St. John’s and Binghamton also won Friday.
Mannino is nearing the end of a month in which he has won six times and not given up more than two goals in any of his nine starts.
“He’s played well and I like the way our team is playing defense right now,” Hynes said. “We try to play a sound game, but every team is going to have breakdowns. He’s just been able to make the save when we have ours.”
There weren’t many in the Penguins’ eighth win in their 11 March games, with another tonight against the Admirals.
Mannino got enough offensive support in the first 20-plus minutes to win it.
Archibald, thwarted twice in his first professional start on Wednesday against Providence, wouldn’t be denied in Game No. 2. Archibald was trailing the play when Dominik Uher raced down the ice with the puck and took Norfolk’s Kevin Gagne to the left wing side.
That left Archibald alone to receive the puck and beat Admiral goalie John Gibson for a 1-0 lead at 14:05 of the opening period.
The goal portended a bright future for the Pens, who were 20-0-2-1 when leading after a period.
“He had a couple of shots at Providence, but tonight it was nice to see him get his first goal,” Hynes said. “You can see that he has some good instincts for finding the right spots to get chances.”

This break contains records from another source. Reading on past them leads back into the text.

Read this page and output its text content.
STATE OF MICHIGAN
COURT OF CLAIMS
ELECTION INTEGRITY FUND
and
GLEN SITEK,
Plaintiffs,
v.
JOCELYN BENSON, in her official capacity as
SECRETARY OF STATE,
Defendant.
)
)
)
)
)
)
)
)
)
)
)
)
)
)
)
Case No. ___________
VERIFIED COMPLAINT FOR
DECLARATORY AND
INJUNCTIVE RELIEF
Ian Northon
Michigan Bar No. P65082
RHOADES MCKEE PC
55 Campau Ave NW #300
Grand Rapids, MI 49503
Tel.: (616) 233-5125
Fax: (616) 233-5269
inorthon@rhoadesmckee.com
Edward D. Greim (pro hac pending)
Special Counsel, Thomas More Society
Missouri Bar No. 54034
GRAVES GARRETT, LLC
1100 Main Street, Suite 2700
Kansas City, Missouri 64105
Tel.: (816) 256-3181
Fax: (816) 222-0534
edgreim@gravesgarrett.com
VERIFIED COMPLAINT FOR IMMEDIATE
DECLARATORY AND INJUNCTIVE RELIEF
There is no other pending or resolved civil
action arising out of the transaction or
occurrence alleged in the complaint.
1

The Pens also benefited from stout penalty killing unit earlier in the first. With Harry Zolnierczyk and Brian Dumoulin in the box for various transgressions, Wilkes-Barre killers frustrated Norfolk’s power play for 1:31 of a 5-on-3 advantage, surrendering two shots and getting help from pucks that bounced over three Admiral sticks, loitering on the doorstep and set to take advantage of goalie Peter Mannino.
Wilkes-Barre and Norfolk traded second-period goals.
The Penguins took a 2-0 lead with only 47 seconds played when Norfolk’s Jesse Blacker tried to clear a puck from his zone, and it ended up tangled in the legs of linesman Mark Hamlett at the blue line.
Andrew Ebbett scooped up the puck and headed to the left wing, from which he launched a shot. Closing fast, Chuck Kobasew tipped the puck past Gibson.
It was Kobasew’s seventh goal and eighth point in six games since being sent down from Pittsburgh. The assist extended Ebbett’s points streak to 10 games (three goals, 10 assists), longest ongoing run in the AHL.
“He’s excited to play,” Hynes said of Kobasew. “He wasn’t having a great year with Pittsburgh (with only two goals) and he’s down here trying to get his game going. He’s a real high-character guy. He wants to play.”
Playing on a line with Ebbett doesn’t hurt.
“For sure,” Hyne said. “They’re really consistent, and it’s nice to see them get rewarded for their work.”
But Norfolk countered with a strong individual effort by Emerson Etem, who took a pass from David Steckel and headed in alone toward what appeared to be a well-defensed WBS goal.
Etem shook off Dumoulin’s stick, spinning the defenseman around, and backhanded the puck past Mannino to make it 2-1.
The goal came at 12:34 and was scored on the first Admiral shot of the period.
From there, Norfolk generated little in losing its third game in a row and falling farther behind some of the competition for Eastern Conference playoff spots. The Admirals are in eighth.
“We’re really not paying much attention to that,” Hynes said. “We’re just trying to win games and get points.”